What is the Amazon Honor System?

The Amazon Honor System is a safe and easy way for you to support your favorite Web sites and to buy digital content on the Web. Amazon.com has successfully completed hundreds of millions of online transactions and has more than 29 million customers. Now, the Amazon Honor System lets you use Amazon.com payment technology to make payments to Web sites as small as $1.00.

Web sites use the Amazon Honor System to collect voluntary payments from their users and to accept payment for digital content. In many cases, the Honor System is the only way a Web site can economically collect small payments. In others, the Honor System allows the Web site to raise money for continued operations without resorting to intrusive banner advertisements.

How does the Amazon Honor System paybox know my name?

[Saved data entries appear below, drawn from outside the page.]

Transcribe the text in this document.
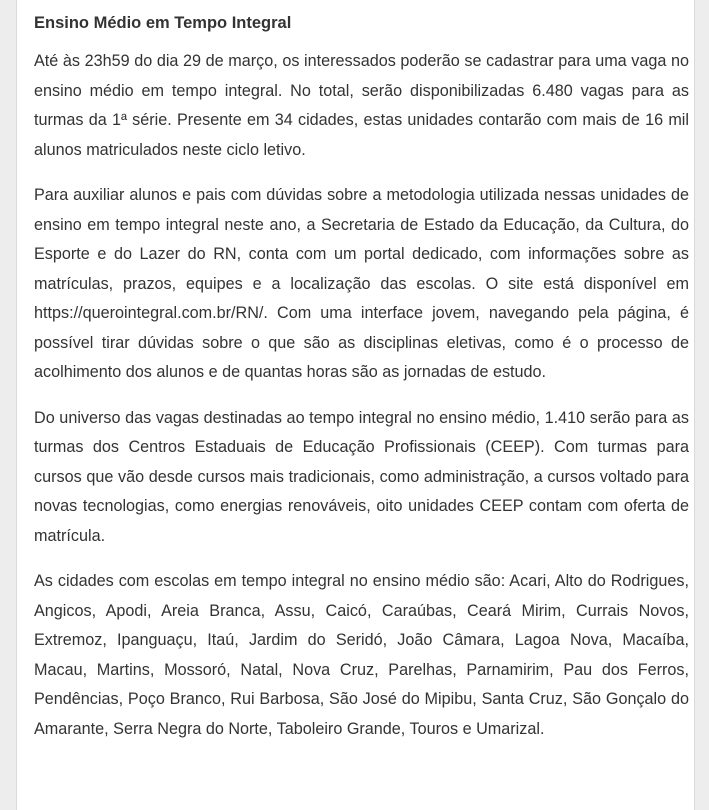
Ensino Médio em Tempo Integral

Até às 23h59 do dia 29 de março, os interessados poderão se cadastrar para uma vaga no ensino médio em tempo integral. No total, serão disponibilizadas 6.480 vagas para as turmas da 1ª série. Presente em 34 cidades, estas unidades contarão com mais de 16 mil alunos matriculados neste ciclo letivo.

Para auxiliar alunos e pais com dúvidas sobre a metodologia utilizada nessas unidades de ensino em tempo integral neste ano, a Secretaria de Estado da Educação, da Cultura, do Esporte e do Lazer do RN, conta com um portal dedicado, com informações sobre as matrículas, prazos, equipes e a localização das escolas. O site está disponível em https://querointegral.com.br/RN/. Com uma interface jovem, navegando pela página, é possível tirar dúvidas sobre o que são as disciplinas eletivas, como é o processo de acolhimento dos alunos e de quantas horas são as jornadas de estudo.

Do universo das vagas destinadas ao tempo integral no ensino médio, 1.410 serão para as turmas dos Centros Estaduais de Educação Profissionais (CEEP). Com turmas para cursos que vão desde cursos mais tradicionais, como administração, a cursos voltado para novas tecnologias, como energias renováveis, oito unidades CEEP contam com oferta de matrícula.

As cidades com escolas em tempo integral no ensino médio são: Acari, Alto do Rodrigues, Angicos, Apodi, Areia Branca, Assu, Caicó, Caraúbas, Ceará Mirim, Currais Novos, Extremoz, Ipanguaçu, Itaú, Jardim do Seridó, João Câmara, Lagoa Nova, Macaíba, Macau, Martins, Mossoró, Natal, Nova Cruz, Parelhas, Parnamirim, Pau dos Ferros, Pendências, Poço Branco, Rui Barbosa, São José do Mipibu, Santa Cruz, São Gonçalo do Amarante, Serra Negra do Norte, Taboleiro Grande, Touros e Umarizal.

When you look at a Web page, the words and pictures you see actually may come from several sources. Your browser software assembles the pieces and displays them as a single page. On the Web site you were visiting, most of the content you saw was transmitted from server computers used by the site's operator. The image made up of the paybox and your name displayed within the paybox was different--we sent it to you directly from Amazon.com. This allowed us to recognize you by name just like we do when you visit the Amazon.com Web site. Because Amazon.com's servers transmitted the image containing a paybox and your name within the paybox directly to your browser software, the site owner never saw the paybox or your name and never received any information about you.

Even if it is secure, this strikes me as rather disconcerting. I'm sure there are cross-site scripting attacks that would allow the site operator to obtain your name from the URL of the image.